德晋贵宾厅

• Background: IDUA encodes lysosomal α-L-iduronidase, which hydrolyzes terminal α-L-iduronic acid residues of dermatan sulfate and heparan sulfate to prevent glycosaminoglycan (GAG) accumulation and maintain cellular homeostasis. The W392X nonsense mutation abolishes IDUA activity, causing severe Hurler syndrome (MPS I-H). Hallmark phenotypes include systemic GAG buildup, skeletal dysplasia, multi-organ damage (cardiopathy, hepatosplenomegaly, corneal opacity), and progressive neurodegeneration.
• Targeting strategy: A mutation p.W401X, c.TGG>TAG was introduced into the mouse Idua gene in B-NDG Idua*W392X mice.
• Validation: Activity of IDUA enzyme in the liver and heart tissues of B-NDG Idua*W392X mice was much lower than that of wild-type B-NDG mice.
• Application: B-NDG Idua*W392X mice is a disease model of Mucopolysaccharidosis type I (MPS I, also known as Hurler syndrome), a lysosomal storage disorder, caused by the deficiency of the lysosomal enzyme α-L-iduronidase (IDUA).

Gene targeting strategy for B-NDG Idua*W392X mice. A mutation p.W401X, c.TGG>TAG was introduced into the mouse Idua gene in B-NDG Idua*W392X mice.

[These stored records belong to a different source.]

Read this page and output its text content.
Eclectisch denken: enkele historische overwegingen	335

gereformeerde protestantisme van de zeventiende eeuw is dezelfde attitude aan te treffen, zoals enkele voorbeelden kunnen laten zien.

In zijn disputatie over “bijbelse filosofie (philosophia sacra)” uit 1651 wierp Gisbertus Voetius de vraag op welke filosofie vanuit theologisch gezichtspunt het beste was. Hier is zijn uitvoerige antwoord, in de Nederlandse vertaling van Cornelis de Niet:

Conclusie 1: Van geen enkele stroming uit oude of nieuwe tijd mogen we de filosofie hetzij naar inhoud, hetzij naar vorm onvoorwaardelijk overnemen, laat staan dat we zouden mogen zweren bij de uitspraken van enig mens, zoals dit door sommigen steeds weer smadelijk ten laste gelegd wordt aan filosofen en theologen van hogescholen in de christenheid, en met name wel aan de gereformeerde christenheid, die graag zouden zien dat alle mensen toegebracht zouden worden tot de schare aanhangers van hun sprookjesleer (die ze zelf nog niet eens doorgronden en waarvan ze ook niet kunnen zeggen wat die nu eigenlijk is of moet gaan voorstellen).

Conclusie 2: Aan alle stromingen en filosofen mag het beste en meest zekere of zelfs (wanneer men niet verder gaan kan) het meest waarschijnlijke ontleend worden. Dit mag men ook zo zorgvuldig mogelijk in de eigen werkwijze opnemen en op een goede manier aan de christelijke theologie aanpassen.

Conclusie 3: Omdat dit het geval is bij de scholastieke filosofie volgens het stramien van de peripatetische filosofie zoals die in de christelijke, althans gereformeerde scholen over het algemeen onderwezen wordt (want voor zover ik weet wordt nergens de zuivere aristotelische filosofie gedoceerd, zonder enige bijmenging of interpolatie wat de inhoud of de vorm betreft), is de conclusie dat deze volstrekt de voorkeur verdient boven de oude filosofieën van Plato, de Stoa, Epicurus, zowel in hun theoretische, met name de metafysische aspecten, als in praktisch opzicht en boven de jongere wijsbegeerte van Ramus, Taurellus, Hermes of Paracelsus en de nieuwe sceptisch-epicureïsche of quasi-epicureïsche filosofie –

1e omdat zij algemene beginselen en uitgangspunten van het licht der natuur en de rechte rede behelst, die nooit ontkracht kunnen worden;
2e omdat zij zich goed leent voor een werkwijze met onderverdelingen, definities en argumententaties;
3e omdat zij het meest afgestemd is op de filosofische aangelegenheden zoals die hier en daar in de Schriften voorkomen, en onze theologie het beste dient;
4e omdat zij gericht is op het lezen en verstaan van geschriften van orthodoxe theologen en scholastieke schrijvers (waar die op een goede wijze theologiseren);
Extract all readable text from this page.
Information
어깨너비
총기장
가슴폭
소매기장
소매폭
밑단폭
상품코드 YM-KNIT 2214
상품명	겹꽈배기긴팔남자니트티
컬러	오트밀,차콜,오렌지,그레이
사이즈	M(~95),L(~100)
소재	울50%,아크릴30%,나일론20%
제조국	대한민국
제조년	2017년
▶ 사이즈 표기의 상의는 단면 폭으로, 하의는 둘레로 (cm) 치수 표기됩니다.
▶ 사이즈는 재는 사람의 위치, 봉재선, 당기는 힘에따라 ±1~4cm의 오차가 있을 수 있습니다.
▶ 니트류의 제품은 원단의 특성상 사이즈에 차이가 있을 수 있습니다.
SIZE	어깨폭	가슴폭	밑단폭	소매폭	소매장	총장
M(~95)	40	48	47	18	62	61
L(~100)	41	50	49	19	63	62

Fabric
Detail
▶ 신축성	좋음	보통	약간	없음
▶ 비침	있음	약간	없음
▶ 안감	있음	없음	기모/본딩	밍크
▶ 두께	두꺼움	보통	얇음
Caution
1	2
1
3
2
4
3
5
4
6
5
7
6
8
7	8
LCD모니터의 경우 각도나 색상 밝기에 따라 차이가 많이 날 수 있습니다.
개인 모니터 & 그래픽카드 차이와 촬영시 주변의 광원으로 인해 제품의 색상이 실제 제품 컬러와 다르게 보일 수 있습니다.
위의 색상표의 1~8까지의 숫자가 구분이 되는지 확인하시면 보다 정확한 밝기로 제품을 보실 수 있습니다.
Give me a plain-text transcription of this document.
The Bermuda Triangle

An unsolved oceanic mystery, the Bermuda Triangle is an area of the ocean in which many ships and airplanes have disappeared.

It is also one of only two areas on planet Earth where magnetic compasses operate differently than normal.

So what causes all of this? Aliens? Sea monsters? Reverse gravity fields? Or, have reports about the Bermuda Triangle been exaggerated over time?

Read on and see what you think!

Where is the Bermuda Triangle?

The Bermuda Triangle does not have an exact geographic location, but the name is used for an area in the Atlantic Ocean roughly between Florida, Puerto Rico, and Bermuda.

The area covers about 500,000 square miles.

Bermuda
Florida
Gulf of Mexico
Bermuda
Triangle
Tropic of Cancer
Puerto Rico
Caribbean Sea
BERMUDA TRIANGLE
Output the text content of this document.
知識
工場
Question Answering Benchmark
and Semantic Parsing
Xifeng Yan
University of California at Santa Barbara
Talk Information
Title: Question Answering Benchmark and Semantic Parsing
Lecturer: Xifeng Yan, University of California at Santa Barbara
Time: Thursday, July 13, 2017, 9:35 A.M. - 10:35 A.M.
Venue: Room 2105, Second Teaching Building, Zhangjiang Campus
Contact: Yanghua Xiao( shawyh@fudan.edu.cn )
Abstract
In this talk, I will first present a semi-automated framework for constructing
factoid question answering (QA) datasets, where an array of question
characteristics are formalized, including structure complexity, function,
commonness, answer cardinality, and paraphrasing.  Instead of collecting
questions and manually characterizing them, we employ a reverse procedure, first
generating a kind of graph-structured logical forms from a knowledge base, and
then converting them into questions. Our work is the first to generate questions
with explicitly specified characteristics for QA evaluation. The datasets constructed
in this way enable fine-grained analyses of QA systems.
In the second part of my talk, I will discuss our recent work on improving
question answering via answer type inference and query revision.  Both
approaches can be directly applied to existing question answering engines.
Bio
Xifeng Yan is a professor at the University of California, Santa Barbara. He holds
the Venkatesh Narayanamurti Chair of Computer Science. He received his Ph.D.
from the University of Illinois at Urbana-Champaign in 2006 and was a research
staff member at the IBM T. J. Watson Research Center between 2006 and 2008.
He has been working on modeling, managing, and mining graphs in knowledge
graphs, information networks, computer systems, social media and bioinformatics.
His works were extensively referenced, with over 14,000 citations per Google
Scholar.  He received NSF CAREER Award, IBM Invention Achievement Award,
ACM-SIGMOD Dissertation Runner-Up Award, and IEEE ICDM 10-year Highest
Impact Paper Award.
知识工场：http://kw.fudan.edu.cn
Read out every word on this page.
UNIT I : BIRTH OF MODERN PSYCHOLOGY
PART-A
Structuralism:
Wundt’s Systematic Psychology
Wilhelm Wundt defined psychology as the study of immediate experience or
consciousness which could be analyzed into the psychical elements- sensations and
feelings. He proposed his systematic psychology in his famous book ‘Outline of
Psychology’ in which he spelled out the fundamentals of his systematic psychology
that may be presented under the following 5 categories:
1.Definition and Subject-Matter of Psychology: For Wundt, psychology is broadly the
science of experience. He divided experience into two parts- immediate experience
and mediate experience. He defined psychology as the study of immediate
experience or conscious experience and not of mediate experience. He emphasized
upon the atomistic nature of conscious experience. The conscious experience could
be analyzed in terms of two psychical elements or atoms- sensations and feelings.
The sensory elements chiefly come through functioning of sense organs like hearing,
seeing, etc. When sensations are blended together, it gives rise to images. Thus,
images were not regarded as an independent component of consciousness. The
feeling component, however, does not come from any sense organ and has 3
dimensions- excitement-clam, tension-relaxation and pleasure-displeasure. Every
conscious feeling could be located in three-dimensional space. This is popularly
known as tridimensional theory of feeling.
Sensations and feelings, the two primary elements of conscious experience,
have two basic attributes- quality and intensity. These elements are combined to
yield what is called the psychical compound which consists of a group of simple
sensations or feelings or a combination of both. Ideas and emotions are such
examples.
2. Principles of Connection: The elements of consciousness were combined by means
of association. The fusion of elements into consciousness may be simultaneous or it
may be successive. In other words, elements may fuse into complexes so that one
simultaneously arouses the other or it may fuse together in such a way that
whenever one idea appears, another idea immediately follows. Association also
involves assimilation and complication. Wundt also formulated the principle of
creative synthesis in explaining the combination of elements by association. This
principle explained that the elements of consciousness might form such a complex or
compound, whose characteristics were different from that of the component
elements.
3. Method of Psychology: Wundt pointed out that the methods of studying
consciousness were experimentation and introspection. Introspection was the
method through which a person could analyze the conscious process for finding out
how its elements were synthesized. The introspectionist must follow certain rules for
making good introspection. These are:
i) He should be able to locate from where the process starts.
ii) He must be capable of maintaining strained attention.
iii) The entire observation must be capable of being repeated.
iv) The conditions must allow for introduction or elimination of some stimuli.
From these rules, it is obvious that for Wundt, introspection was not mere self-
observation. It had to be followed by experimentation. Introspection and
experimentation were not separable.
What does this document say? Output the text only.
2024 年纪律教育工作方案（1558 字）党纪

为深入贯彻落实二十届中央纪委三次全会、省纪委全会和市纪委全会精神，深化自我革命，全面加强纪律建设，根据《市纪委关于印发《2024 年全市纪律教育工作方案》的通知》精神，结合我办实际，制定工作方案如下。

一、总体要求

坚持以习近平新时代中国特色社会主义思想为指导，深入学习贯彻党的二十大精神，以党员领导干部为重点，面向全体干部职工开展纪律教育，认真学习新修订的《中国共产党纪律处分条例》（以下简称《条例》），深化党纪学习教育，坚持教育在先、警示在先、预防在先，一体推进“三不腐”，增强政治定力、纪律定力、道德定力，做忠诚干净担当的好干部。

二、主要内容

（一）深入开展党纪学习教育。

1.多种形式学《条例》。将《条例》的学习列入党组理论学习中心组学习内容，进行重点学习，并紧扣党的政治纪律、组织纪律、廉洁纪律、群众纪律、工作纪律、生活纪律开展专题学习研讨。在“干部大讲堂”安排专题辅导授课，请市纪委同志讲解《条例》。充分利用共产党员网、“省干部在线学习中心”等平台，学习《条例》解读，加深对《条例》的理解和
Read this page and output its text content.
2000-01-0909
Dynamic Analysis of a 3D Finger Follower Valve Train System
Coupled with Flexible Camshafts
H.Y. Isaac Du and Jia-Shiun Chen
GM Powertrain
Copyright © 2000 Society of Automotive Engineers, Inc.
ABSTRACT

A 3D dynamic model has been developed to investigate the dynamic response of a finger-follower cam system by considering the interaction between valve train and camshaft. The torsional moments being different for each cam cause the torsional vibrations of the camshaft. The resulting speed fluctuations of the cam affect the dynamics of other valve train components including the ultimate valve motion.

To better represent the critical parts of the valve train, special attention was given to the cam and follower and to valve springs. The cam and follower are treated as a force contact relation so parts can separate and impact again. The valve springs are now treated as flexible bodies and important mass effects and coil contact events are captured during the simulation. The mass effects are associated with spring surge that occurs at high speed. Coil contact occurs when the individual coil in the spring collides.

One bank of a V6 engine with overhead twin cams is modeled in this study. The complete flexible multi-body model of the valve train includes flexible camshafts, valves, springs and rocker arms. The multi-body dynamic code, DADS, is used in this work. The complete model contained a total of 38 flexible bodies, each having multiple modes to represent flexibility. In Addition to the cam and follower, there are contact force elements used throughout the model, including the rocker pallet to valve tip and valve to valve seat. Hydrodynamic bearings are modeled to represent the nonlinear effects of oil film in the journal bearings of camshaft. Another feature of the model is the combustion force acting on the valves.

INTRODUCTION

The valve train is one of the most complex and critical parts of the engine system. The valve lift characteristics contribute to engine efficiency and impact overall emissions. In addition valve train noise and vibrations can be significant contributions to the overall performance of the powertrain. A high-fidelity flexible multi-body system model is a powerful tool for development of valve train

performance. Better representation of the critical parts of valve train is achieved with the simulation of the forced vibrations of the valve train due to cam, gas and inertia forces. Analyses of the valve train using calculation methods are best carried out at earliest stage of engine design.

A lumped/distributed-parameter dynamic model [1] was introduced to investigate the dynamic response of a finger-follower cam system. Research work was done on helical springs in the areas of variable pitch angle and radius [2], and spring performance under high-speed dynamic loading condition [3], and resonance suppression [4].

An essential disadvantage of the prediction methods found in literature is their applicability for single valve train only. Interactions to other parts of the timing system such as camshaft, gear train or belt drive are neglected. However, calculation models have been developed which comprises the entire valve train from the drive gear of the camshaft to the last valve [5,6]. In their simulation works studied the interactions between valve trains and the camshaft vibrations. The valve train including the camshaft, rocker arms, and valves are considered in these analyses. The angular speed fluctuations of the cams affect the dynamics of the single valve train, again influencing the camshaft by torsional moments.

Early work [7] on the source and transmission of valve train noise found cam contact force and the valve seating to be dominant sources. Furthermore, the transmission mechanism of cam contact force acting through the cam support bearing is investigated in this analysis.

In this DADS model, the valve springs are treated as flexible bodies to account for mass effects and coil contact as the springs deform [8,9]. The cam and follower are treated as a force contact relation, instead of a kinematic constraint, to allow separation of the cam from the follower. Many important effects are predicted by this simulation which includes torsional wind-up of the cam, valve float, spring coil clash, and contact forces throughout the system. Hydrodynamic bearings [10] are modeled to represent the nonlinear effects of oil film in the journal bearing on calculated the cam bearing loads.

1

IDUA Enzyme Activity Detection in B-NDG Idua*W392X mice. The liver and heart tissues were collected from wild-type B-NDG mice and homozygous B-NDG Idua*W392X mice (male, 10-week-old, n=3), and IDUA enzyme activity was detected using 4-Methyl-umbelliferyl-α-L-iduronide (4-MU-IdoA) fluorogenic substrate assay. The results showed that the activity of IDUA enzyme in the liver and heart tissues of B-NDG Idua*W392X mice was much lower than that of wild-type B-NDG mice. Values are expressed as mean ± SEM. Significance was determined by unpaired t-test.  *P < 0.05, **P < 0.01, ***P < 0.001.